Часть 21 из 34 В начало
Для доступа к библиотеке пройдите авторизацию
Я спросил его о причине визита, мама же предложила уважаемому господину вахмистру выпить кружечку прохладного пива с порцией жареных белых сосисок. Полицейский от сосисок вежливо отказался. За пиво поблагодарил. С достоинством отпив из большого стеклянного бокала живительной влаги и вытерев платком усы, он, как будто бы позабыв о Марии, обратился с почтением ко мне:
— Дело в том, господин летный капитан, что ваша сестра, похоже, задавила домашнюю курицу старой баронессы фон Затс. Курица эта, равно как и баронесса, конечно, весьма странные особы.

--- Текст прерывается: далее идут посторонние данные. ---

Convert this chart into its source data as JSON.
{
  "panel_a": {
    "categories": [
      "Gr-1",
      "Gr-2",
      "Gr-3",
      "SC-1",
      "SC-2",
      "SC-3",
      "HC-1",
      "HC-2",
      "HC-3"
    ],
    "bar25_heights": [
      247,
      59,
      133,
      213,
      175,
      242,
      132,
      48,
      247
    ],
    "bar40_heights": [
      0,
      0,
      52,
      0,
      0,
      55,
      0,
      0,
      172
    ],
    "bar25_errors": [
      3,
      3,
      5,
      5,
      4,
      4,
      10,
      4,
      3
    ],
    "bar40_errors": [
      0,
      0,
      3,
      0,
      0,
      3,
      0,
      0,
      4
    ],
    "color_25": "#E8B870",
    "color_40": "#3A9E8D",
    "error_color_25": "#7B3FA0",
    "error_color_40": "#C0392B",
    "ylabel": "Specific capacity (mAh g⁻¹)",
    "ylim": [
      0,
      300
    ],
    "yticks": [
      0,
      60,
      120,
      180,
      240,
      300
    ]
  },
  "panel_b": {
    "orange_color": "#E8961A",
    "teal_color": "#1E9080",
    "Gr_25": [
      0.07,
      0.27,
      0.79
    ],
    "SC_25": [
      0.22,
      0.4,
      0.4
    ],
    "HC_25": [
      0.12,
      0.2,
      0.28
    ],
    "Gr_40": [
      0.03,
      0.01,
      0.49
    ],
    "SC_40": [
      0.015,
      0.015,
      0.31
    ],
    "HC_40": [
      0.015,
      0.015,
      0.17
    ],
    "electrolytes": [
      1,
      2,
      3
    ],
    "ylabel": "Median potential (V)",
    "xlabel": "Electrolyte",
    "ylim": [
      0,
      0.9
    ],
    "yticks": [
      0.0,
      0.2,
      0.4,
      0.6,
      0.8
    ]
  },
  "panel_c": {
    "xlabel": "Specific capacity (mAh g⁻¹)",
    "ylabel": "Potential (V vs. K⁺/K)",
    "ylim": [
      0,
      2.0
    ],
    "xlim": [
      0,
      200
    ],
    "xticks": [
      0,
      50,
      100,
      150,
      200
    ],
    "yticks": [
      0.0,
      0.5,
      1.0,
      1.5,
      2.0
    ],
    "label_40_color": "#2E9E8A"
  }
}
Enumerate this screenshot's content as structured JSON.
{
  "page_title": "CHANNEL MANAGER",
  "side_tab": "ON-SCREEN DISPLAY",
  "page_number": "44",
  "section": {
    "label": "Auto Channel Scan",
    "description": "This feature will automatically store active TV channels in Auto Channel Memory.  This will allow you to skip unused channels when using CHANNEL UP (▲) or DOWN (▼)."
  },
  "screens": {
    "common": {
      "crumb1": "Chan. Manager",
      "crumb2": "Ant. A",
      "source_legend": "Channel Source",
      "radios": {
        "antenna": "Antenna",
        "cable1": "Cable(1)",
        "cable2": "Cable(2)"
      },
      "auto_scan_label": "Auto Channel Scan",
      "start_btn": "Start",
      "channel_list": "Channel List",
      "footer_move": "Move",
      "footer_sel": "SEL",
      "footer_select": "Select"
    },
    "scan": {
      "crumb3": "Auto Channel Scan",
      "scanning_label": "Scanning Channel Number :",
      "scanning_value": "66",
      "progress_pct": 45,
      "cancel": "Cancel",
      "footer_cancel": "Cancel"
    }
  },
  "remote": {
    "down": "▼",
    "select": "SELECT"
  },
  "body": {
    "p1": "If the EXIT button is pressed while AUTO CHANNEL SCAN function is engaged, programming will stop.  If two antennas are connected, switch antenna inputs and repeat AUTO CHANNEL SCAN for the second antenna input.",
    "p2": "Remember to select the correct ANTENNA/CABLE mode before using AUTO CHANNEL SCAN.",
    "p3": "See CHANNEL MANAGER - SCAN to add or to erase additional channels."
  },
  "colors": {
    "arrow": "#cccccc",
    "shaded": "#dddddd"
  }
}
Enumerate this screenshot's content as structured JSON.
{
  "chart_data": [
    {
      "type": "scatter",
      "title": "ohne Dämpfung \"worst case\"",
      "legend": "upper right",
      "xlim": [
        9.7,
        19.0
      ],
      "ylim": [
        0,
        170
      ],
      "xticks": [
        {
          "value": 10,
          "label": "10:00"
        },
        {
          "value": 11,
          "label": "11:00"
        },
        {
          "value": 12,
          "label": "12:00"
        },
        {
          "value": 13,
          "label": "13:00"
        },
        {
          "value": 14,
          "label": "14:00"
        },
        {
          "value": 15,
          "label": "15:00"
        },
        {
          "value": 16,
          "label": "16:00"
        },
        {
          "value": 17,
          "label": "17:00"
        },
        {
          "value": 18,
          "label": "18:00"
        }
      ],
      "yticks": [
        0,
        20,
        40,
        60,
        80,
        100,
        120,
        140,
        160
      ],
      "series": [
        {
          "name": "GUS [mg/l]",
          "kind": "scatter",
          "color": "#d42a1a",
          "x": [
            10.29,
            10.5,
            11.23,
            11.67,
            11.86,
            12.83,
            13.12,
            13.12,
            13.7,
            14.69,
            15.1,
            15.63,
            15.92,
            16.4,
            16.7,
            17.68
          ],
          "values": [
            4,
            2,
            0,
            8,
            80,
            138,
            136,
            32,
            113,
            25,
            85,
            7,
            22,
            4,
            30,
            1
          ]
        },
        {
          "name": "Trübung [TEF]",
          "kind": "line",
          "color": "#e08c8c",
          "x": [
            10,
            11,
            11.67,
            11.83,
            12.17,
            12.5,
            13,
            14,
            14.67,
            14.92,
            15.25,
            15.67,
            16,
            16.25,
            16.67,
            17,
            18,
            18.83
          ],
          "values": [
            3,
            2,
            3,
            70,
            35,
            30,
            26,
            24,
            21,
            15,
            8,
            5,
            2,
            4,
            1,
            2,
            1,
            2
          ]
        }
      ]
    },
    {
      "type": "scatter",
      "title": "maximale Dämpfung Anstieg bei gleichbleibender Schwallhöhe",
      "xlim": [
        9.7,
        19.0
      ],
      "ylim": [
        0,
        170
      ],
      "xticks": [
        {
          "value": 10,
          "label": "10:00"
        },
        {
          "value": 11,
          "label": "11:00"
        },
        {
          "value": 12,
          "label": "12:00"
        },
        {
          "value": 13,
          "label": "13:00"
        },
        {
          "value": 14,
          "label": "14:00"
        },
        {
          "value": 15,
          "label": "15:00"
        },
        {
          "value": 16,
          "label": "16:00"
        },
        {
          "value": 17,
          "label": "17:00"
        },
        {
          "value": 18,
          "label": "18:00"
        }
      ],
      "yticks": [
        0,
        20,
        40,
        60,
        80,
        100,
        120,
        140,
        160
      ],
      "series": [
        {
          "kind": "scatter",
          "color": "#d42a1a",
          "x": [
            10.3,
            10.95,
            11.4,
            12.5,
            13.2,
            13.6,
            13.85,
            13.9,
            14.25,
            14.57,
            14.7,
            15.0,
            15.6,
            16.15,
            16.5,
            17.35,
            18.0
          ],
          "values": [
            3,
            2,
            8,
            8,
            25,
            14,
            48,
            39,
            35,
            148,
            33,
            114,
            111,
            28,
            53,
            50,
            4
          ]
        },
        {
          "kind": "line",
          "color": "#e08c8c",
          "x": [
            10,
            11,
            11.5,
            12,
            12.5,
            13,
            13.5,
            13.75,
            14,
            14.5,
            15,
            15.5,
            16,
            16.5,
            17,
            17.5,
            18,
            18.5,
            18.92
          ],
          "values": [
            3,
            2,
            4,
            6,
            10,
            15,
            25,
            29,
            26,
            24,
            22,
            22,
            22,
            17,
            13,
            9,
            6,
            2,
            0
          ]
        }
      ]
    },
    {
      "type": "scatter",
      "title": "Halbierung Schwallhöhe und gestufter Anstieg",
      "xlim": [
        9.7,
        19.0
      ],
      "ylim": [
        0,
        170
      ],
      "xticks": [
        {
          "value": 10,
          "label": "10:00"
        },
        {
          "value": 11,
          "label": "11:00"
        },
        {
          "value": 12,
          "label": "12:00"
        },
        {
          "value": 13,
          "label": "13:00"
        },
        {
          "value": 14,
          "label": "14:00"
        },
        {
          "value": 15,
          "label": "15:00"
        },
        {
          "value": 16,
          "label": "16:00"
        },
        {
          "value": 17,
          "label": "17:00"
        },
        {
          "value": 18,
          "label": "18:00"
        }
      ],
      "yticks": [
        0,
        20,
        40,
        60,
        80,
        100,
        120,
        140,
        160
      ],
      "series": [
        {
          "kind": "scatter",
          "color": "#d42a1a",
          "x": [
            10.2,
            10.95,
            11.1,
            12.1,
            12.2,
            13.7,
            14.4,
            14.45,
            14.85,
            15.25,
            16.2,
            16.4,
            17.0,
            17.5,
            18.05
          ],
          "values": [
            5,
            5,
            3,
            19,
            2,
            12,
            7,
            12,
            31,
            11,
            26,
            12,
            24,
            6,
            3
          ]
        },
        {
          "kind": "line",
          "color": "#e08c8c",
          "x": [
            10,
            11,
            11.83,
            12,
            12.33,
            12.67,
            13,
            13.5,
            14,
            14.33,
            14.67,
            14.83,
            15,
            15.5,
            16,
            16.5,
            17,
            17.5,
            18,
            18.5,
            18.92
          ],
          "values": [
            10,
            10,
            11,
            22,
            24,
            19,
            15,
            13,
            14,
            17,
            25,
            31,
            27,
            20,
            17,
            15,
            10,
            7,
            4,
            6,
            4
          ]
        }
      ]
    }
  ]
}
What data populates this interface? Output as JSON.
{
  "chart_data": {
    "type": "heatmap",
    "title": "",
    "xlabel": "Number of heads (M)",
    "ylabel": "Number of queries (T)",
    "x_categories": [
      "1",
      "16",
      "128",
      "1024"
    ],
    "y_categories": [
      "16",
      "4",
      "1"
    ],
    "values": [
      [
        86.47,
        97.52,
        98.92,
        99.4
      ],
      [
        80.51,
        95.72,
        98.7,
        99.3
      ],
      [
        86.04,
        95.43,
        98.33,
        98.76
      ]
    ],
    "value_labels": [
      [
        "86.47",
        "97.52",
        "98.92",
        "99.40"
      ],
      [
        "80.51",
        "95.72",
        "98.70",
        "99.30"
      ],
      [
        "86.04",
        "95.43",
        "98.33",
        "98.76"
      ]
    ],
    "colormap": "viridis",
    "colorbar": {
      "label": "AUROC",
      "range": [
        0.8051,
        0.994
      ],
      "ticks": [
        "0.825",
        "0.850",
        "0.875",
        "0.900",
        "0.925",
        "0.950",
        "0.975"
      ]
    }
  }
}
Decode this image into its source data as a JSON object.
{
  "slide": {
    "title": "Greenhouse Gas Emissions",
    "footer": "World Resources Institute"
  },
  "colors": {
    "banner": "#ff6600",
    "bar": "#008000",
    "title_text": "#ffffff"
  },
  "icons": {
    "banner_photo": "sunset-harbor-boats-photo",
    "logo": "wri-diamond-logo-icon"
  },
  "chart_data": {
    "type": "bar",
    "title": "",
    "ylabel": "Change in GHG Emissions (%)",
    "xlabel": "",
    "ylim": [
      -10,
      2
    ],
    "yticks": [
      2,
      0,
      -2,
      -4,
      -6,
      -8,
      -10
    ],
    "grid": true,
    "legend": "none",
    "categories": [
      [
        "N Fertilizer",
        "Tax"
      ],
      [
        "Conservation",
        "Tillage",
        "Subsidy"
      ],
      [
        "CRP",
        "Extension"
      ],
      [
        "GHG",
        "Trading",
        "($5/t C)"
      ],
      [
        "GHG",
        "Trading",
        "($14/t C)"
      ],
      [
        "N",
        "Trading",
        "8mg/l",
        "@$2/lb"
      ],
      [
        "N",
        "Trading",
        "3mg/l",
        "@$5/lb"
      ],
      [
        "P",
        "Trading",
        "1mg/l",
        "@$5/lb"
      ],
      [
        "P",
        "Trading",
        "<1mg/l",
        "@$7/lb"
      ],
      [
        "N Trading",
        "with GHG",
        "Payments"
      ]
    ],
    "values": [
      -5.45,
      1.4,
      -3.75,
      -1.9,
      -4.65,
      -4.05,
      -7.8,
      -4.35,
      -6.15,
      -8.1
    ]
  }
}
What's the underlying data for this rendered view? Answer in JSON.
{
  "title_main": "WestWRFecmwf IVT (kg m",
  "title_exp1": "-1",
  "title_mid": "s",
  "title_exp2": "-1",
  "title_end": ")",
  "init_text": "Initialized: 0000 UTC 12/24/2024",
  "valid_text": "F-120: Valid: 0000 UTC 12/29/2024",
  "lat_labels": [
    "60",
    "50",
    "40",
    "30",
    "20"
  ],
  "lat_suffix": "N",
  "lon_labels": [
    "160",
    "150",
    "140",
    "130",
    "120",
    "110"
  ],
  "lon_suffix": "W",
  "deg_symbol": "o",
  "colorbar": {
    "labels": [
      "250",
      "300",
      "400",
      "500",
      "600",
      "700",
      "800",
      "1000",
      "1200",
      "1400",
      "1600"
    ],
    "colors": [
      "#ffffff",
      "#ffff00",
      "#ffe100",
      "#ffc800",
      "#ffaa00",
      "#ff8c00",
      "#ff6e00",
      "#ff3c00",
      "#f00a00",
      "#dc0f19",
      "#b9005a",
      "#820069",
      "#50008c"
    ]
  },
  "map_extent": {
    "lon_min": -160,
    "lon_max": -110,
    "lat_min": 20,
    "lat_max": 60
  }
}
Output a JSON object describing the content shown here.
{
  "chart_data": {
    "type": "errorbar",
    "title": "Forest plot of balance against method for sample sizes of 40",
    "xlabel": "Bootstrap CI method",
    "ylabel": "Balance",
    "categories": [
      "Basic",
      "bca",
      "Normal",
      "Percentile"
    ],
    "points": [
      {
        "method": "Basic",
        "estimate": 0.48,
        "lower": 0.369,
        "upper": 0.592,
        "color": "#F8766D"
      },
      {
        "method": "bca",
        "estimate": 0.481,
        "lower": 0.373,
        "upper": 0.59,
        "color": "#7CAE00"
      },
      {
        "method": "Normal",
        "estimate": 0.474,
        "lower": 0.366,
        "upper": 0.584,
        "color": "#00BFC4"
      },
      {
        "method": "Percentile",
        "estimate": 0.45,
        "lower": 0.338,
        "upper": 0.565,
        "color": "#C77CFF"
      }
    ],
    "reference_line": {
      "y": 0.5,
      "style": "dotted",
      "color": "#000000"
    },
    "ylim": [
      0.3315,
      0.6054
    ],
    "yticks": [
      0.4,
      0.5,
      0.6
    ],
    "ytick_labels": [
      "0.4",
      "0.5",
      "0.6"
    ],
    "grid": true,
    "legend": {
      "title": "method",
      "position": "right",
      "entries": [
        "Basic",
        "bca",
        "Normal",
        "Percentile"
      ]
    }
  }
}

Они доставляют полиции много хлопот, так как имеют пристрастие гулять в неположенных для прогулок местах. В том числе по проезжей части городских улиц. Но баронесса фон Затс подала жалобу на имя начальника полицейского управления Мюнхена с требованием найти и наказать преступника, совершившего убийство этой злосчастной курицы, проживавшей в ее квартире на правах кошки или собаки. Она сумела разглядеть номер автомобиля, якобы совершившего наезд на птицу. Господин районный инспектор полиции поручил мне разобраться в этом деле.
Вахмистр после такого долгого монолога залпом допил пиво, вытер платком вспотевший лоб и уставился на меня с надеждой, что мне немедленно удастся решить его многотрудную задачу. Я подозвал Макса и велел ему осмотреть колеса стоявшей в гараже машины. Пока тот находился в гараже, мама уговорила вахмистра выпить еще кружечку пива, отец Доррит угостил его дорогой доминиканской сигарой.
Макс прошептал мне на ухо, что проклятая курица действительно намотана на заднее правое колесо. Правда, от нее остались только перья. Я посоветовал ему немедленно содрать все с колеса и тщательно его вымыть. Мария пошла помогать мужу. Вскоре они вернулись, сообщив вахмистру, что никаких следов птицы на машине не обнаружено.
Вся компания дружно отправилась осматривать машину. Вахмистр, убедившись в отсутствии улик, что-то зафиксировал в своих бумагах. Он извинился перед Марией, а затем перед всеми нами за причиненные неудобства, поблагодарил за угощение. Когда мы с Максом провожали его к калитке, он спросил меня:
— Господин Баур, вы знаете Ганса Йогана Раттенхубера?
Я вспомнил высокого сурового с виду человека примерно моих лет, входившего в созданный Гиммлером отряд СС личной охраны Гитлера.
— Да, я его знаю.
Вахмистр, пожимая мне на прощание руку, с достоинством промолвил:
— Ганс служил вместе со мной в баварской земельной полиции. Потом ушел охранником в тюрьму Ландсберг, где сторожил господина Гитлера. Он очень высокого мнения о вас. Он считает вас одним из самых преданных людей господина Гитлера.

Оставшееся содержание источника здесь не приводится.